Я знаю двух людей, способных много часов подряд поносить Того, кто, по их убеждению, не существует. Оба они, обладая незаурядным умом, держат в голове сотни философских трактатов. Оба когда-то были верующими – верили с тем же неистовством, с каким теперь не верят. Оба имеют репутацию завзятых спорщиков, непримиримых и резких в суждениях. Оба – люди одинокие, и в той жизненной позиции, которую они для себя избрали, мне видится нечто подвижническое. Эти двое – русский поэт Алексей Цветков и индийский врач Прашант Чандури. От первого я узнал в свое время об англо-американской аналитической философии, от второго – о философии индийской. Разница в том, что Цветков читает философию, созвучную его собственному миропониманию, а Прашант продолжает штудировать ведическую литературу, которую сам же провозгласил полной чушью.

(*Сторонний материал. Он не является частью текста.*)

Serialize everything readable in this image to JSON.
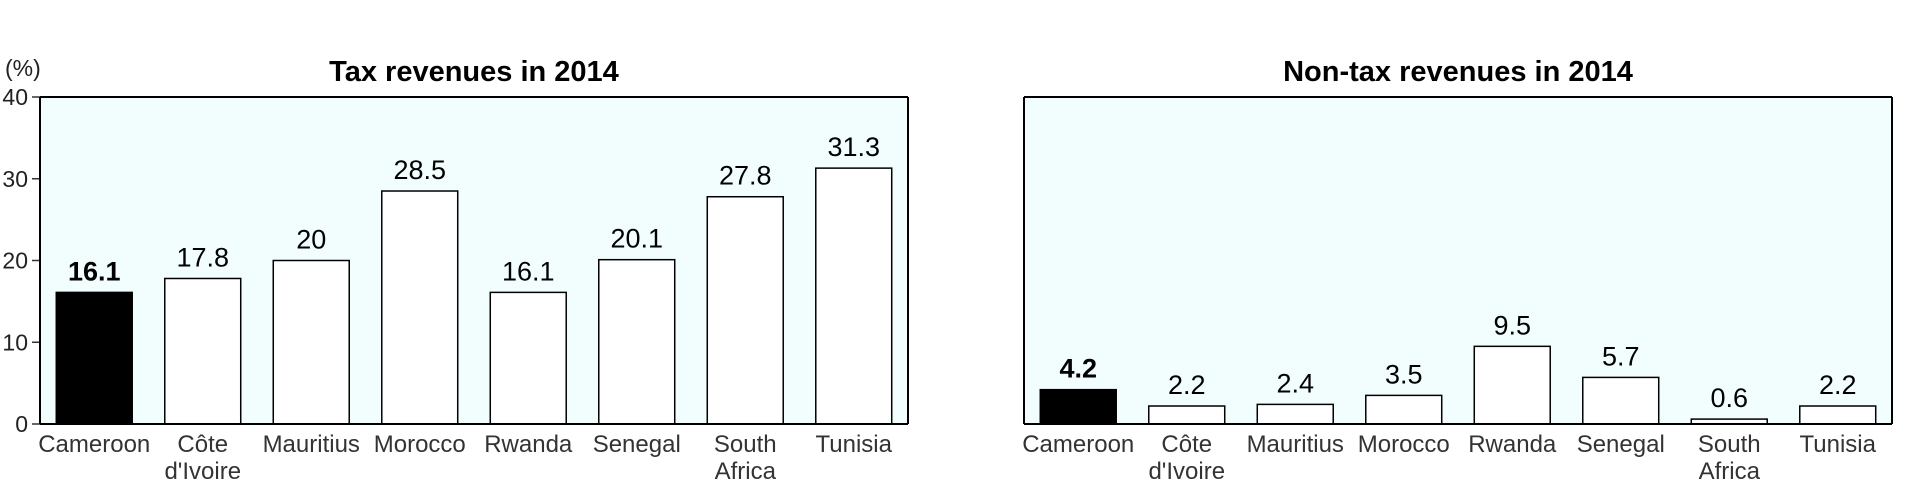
{
  "colors": {
    "plot_background": "#f2fdfd",
    "highlight_bar": "#000000",
    "bar_fill": "#ffffff",
    "bar_stroke": "#000000"
  },
  "y_unit_label": "(%)",
  "chart_data": [
    {
      "type": "bar",
      "title": "Tax revenues in 2014",
      "categories": [
        "Cameroon",
        "Côte d'Ivoire",
        "Mauritius",
        "Morocco",
        "Rwanda",
        "Senegal",
        "South Africa",
        "Tunisia"
      ],
      "values": [
        16.1,
        17.8,
        20,
        28.5,
        16.1,
        20.1,
        27.8,
        31.3
      ],
      "value_labels": [
        "16.1",
        "17.8",
        "20",
        "28.5",
        "16.1",
        "20.1",
        "27.8",
        "31.3"
      ],
      "highlight_index": 0,
      "ylim": [
        0,
        40
      ],
      "yticks": [
        0,
        10,
        20,
        30,
        40
      ],
      "ytick_labels": [
        "0",
        "10",
        "20",
        "30",
        "40"
      ],
      "show_y_axis": true,
      "grid": false
    },
    {
      "type": "bar",
      "title": "Non-tax revenues in 2014",
      "categories": [
        "Cameroon",
        "Côte d'Ivoire",
        "Mauritius",
        "Morocco",
        "Rwanda",
        "Senegal",
        "South Africa",
        "Tunisia"
      ],
      "values": [
        4.2,
        2.2,
        2.4,
        3.5,
        9.5,
        5.7,
        0.6,
        2.2
      ],
      "value_labels": [
        "4.2",
        "2.2",
        "2.4",
        "3.5",
        "9.5",
        "5.7",
        "0.6",
        "2.2"
      ],
      "highlight_index": 0,
      "ylim": [
        0,
        40
      ],
      "show_y_axis": false,
      "grid": false
    }
  ]
}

В отрочестве Прашант, продолжатель рода брахманов из Махараштры, чуть ли не на коленях приползал на утреннюю молитву. Родители, в целом приветствуя рвение сына, предостерегали от религиозного фанатизма. Да и сам Прашант, как ни был он набожен, не мечтал о судьбе аскета. По окончании университета он уехал в Америку, устроился на работу в крупной айтишной компании, дорос до руководящей должности, но, заработав достаточно денег, чтобы некоторое время не работать, уволился. Летал обратно в Индию, спрашивал у гуру, чем ему заняться дальше. Гуру указал на медицину.